The court’s observation has been welcomed by lawyers handling domestic and family disputes and other organizations of men which are fighting for a gender neutral society in the country.
The Indian Supreme Court also warned of legal terrorism due to misuse of the dowry section and said, "The role of the investigating agencies and courts is that of a watchdog and not of a bloodhound. It should be their effort to see that an innocent person is not made to suffer on account of unfounded, baseless and malicious allegations."
The most aggrieved lot of the wrongful use of this law, activists say, is non-resident Indian men. “Once a complaint is registered, this segment is not able to leave the country. The fear of arrest and the notion among women that NRIs are easy to browbeat to part with money makes them easy targets of such false complaints,” says activist Madhu Kishwar.
Many women misuse these provisions for reasons such as speedy divorce and settlement of alimony, financial greed, to dissolve a marriage speedily or desire to take revenge and a clash of egos, added Kishwar, whose organization Manushi has often handled such cases.
The 6,000-member strong Janamithram Janakeeya Neethi Vedi — a registered society devoted to the cause of men harassed by women based in the southern state of Kerala has been fighting for a specific law to protect men against the dowry law. “Our aim is gender equality in its true sense. Equality of the sexes before the law is vital in a democratic country,” said Janamithram’s president and founder M.A. Ibrahim.
The law has even been compared to the Prevention of Terrorist Activities Act recognized by several human rights organizations as draconian. The Save Indian Family Foundation discloses that the social cost of such cases is high. National Crime Records Bureau archives indicate that 63,343 married Indian men committed suicide in 2012 (up from 37,168 in 1997) “unable to withstand verbal, emotional, economic and physical abuse” due to false implication in dowry cases.

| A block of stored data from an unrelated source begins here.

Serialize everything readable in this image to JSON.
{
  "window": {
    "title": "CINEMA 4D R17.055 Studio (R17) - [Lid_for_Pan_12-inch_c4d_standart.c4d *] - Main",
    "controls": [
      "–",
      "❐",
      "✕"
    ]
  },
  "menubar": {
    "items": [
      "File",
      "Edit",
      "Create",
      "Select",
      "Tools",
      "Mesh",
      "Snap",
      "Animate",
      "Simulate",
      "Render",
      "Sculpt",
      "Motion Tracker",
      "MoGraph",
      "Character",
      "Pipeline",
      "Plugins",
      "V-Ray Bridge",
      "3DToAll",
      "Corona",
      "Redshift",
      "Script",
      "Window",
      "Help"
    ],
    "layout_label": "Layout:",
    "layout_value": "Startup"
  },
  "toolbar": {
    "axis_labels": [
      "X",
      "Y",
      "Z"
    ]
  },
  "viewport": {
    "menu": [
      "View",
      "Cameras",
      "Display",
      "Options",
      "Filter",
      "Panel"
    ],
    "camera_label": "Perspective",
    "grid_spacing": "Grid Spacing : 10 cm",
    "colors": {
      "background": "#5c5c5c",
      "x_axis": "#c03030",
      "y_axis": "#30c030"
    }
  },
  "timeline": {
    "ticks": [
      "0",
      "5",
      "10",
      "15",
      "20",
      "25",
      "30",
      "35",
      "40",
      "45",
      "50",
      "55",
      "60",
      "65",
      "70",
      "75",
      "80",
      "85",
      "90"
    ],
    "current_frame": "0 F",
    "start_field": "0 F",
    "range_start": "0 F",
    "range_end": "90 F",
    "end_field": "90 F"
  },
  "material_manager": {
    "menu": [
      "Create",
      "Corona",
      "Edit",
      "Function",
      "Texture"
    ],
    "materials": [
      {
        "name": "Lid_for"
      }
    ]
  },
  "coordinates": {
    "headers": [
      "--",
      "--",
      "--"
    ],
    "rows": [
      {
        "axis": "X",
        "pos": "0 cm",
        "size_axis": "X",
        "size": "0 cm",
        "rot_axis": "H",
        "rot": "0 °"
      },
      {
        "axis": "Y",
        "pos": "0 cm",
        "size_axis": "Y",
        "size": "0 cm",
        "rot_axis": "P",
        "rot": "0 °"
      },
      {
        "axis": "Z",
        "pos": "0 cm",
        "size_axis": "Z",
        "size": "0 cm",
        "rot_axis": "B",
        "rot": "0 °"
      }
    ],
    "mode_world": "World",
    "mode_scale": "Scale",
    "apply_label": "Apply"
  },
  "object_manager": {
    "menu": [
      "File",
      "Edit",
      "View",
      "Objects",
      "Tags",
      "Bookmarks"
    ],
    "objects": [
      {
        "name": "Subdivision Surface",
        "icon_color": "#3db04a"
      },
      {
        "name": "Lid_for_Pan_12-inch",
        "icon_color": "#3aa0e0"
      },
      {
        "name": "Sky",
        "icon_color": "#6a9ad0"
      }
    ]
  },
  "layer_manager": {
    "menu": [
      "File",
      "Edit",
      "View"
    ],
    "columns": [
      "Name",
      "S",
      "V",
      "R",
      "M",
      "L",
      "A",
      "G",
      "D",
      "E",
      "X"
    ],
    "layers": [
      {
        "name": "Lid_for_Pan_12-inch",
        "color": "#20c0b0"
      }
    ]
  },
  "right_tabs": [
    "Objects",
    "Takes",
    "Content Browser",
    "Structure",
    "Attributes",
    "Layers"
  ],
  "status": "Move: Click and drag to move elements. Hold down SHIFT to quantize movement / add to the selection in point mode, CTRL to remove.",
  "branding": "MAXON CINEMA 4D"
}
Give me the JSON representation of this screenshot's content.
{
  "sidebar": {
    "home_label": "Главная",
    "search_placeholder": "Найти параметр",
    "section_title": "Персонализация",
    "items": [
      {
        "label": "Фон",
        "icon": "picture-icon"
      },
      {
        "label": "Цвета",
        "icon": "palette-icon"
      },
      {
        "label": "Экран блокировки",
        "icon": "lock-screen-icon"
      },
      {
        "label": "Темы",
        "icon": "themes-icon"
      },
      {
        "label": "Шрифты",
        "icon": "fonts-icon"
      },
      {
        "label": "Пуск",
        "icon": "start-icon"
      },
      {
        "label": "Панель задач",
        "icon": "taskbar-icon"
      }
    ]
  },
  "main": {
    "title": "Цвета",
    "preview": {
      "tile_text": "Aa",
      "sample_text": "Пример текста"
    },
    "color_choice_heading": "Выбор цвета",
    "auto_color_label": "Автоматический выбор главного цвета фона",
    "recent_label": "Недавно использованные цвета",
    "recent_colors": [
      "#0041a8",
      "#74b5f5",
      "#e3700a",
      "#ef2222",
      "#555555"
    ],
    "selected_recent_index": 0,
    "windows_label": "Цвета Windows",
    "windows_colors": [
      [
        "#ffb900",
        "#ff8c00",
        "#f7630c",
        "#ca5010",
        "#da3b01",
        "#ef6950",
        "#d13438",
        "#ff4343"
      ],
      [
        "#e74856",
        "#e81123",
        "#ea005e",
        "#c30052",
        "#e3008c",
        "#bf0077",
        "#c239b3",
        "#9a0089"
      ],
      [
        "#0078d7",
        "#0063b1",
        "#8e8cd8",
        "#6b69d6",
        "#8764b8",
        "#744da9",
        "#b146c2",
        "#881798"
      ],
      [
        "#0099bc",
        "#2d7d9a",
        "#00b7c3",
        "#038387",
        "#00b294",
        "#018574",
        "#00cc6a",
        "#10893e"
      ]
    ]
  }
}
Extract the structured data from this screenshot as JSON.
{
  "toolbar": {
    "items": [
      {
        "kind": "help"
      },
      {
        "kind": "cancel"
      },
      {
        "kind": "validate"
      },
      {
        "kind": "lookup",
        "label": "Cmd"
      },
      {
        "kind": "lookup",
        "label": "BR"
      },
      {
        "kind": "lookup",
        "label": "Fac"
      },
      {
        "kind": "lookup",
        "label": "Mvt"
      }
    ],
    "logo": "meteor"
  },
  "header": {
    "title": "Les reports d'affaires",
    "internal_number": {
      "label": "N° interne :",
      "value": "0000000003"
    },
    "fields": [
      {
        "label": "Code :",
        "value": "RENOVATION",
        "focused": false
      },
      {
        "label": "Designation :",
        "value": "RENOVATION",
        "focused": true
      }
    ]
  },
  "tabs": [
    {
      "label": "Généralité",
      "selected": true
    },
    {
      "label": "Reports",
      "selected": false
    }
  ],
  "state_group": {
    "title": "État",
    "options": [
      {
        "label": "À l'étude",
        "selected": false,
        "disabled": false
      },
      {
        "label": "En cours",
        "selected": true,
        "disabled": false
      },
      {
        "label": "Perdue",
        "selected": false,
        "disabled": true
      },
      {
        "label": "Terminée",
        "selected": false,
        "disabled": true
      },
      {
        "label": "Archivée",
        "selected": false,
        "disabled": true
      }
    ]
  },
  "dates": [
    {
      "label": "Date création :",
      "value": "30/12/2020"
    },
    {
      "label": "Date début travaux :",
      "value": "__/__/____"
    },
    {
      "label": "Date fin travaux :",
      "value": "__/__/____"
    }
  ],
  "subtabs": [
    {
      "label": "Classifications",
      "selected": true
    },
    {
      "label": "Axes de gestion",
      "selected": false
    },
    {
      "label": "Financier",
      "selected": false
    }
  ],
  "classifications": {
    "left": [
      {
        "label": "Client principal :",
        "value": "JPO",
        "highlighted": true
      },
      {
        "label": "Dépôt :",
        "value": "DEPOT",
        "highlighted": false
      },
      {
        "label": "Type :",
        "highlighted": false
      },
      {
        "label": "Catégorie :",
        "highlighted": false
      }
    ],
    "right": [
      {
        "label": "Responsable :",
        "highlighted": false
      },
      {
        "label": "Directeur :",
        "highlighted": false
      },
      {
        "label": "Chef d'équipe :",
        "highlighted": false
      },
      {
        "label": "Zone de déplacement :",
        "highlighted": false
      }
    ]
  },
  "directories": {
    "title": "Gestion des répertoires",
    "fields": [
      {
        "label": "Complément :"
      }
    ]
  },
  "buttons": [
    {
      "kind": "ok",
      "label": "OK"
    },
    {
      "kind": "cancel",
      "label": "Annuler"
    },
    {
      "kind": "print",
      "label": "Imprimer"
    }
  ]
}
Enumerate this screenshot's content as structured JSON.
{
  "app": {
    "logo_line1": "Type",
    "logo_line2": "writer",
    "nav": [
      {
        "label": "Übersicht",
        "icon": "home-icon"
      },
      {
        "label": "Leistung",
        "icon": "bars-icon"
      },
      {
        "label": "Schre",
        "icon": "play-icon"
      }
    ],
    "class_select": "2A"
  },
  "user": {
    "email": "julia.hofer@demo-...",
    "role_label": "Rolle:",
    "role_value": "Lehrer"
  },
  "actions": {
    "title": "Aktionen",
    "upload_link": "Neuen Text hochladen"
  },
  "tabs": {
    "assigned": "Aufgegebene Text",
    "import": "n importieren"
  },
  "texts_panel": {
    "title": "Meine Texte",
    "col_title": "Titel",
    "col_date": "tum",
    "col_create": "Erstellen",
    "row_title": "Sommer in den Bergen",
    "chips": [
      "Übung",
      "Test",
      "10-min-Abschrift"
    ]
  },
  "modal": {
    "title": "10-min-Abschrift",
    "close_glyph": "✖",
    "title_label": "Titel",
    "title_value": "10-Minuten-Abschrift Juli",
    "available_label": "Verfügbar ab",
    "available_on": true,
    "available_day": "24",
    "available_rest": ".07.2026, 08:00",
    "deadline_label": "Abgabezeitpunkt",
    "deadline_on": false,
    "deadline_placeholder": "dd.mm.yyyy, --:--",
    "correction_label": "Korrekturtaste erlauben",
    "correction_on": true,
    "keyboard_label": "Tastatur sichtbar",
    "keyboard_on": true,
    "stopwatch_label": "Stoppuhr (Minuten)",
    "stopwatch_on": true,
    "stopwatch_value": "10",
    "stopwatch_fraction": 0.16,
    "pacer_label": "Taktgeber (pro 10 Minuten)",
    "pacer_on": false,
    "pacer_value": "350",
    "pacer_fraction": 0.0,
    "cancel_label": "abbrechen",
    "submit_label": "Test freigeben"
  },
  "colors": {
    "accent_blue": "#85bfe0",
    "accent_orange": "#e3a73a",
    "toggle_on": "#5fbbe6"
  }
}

Though de-criminalizing the acceptance of dowry is not an option in Indian society where over 95 percent of dowry cases are indeed genuine and murder of women is involved, a sustainable situation is in order.
However, women lobbyists are against diluting the law. Brinda Karat, President of the All India Democratic Women's Association said it has taken decades for women to pluck up the courage to use these laws, so diluting them won’t solve the problem. “There may be a few cases of abuse. But dowry-related violence is so horrific that these laws are life-savers for women and it would be disastrous to dilute them. Dowry-hungry men will think they can get away with murder, literally,” she said.
Anti-dowry agitators suggest that a good way out of the quandary is to decriminalize marriage disputes and put an end to involvement of the police in counseling or monetary settlement of marital disputes. ”Such cases should be referred to Family Courts, not the Police. This will solve the bulk of the problem as the social cost of this skewed law is too high,” Jhangiani said.